¶ … Guest & a Soldier's Home
Definitions of Alienation
According to Karl Marx, alienation is "…the process whereby the worker is made to feel foreign to the products of his/her own labor" (Purdue.edu). Marx asserts that the worker laboring for a capitalist corporation or a business is alienated because he does not own that product, someone else does, and his sweat and tears go into the production of items that another entity benefits from (Purdue.edu). The Merriam-Webster definition: "…a withdrawing or separation of a person or a person's affections from an object or position of former attachment" (www.merriam-Webster.com).

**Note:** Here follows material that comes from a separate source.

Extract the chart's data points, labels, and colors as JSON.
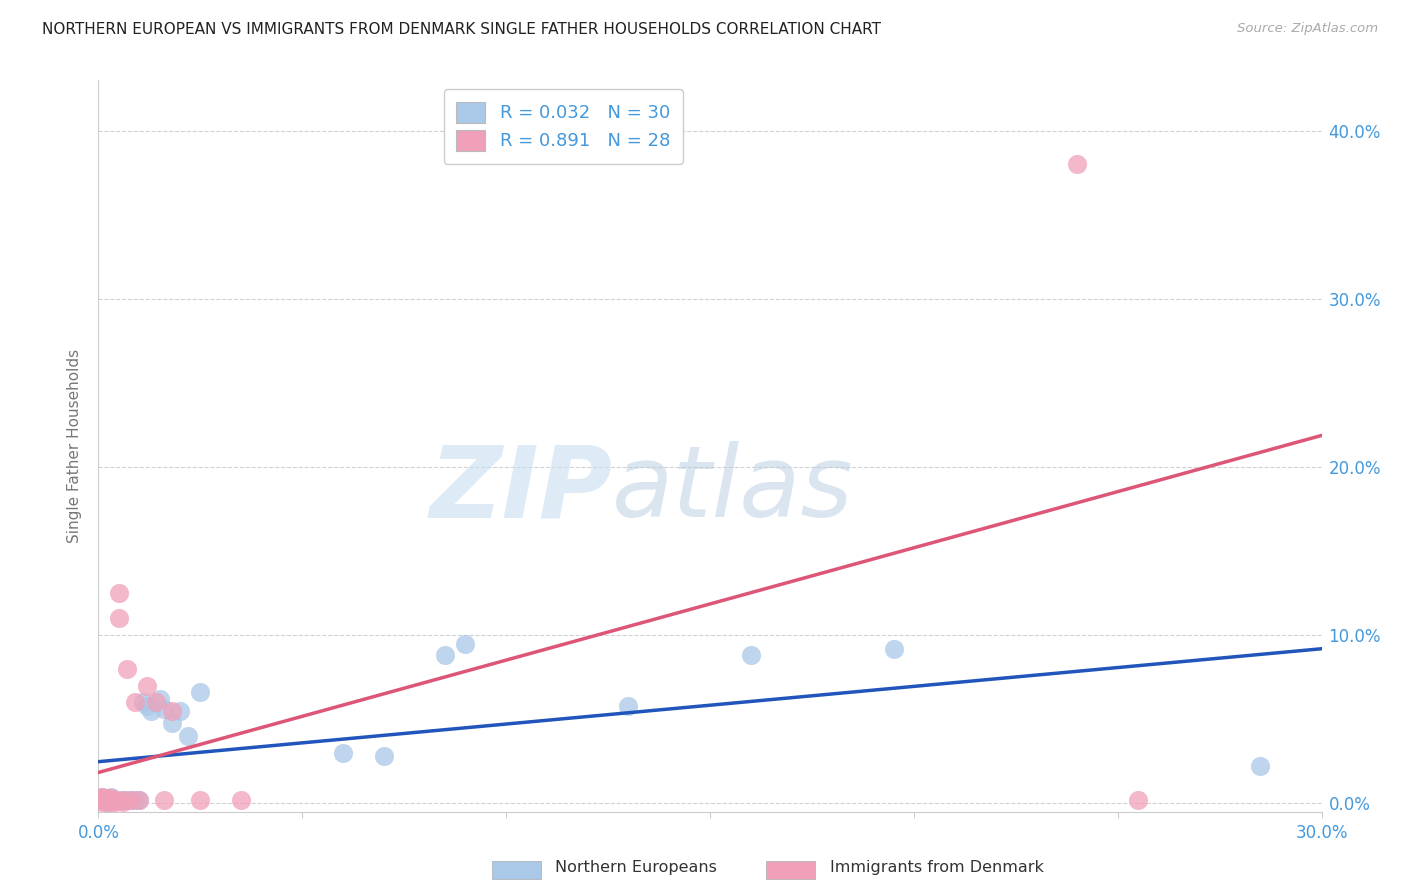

Self Alienation in The Guest and A Soldier's Home
A Soldier's Home: Since Krebs felt he had to lie to get anyone to listen to him he was technically alienated from the truth, and that removed him from the mainstream in society. It was his own doing of course. Krebs likes to look at the young girls that had grown up while he was off to war, but he did not have "the courage" or the "energy" to bust into the circle of friends those girls were part of. Their alliances were already "defined" and though there were "so many good-looking girls" he just couldn't motivate himself to try and become friends, hence he alienated himself from them (by his own design). Hemingway goes into great detail to explain how much Krebs enjoyed thinking about women and watching them, and speculating about them, but the truth was that Krebs did not want to spend the time and energy on courting a woman, and basically he had decided to alienate himself from things he was attracted to.
The Guest: Daru spends "long hours in his room, leaving it only to go to the shed and feed the chickens or get some coal." The readers know at this point that "…he who lived like a monk in his remote schoolhouse…" was satisfied with such a bleak existence. Everywhere else he "felt exiled," Camus writes. Daru had "requested a post in the little town," so he was asking to be removed from interaction with a lot of people. His alienation is very different from the alienation experienced by Krebs. Krebs was at least in a home with a family and someone who loved him. Daru was experiencing desolation and depression of his own decision but while Krebs was through with war Daru was still involved in war. Both were self-alienated but in entirely different contexts and places.
Social Alienation in The Guest and A Soldier's Home
A Soldier's Home: Krebs not only was indifferent to meeting a woman (and hence he had alienated himself from them), he was not in a position socially to become involved. "But the world they were in was not the world he was in," Hemingway writes. He was also alienated from his father in a social way because his father was really indifferent to what he was doing. When he was reading the paper at breakfast, his mother asked him, "…please don't muss up the paper. Your father can't read his Star if it's been mussed"; obviously the father ruled the roost in that household and only after he had been home for awhile was Krebs given the keys to his father's car. But when asked to go down to his father's office; there was a sense of alienation in everything that Krebs did. He didn't want to socialize with the women that he was attracted to from a distance; hence he is alienated from the social bonds he once grew up in.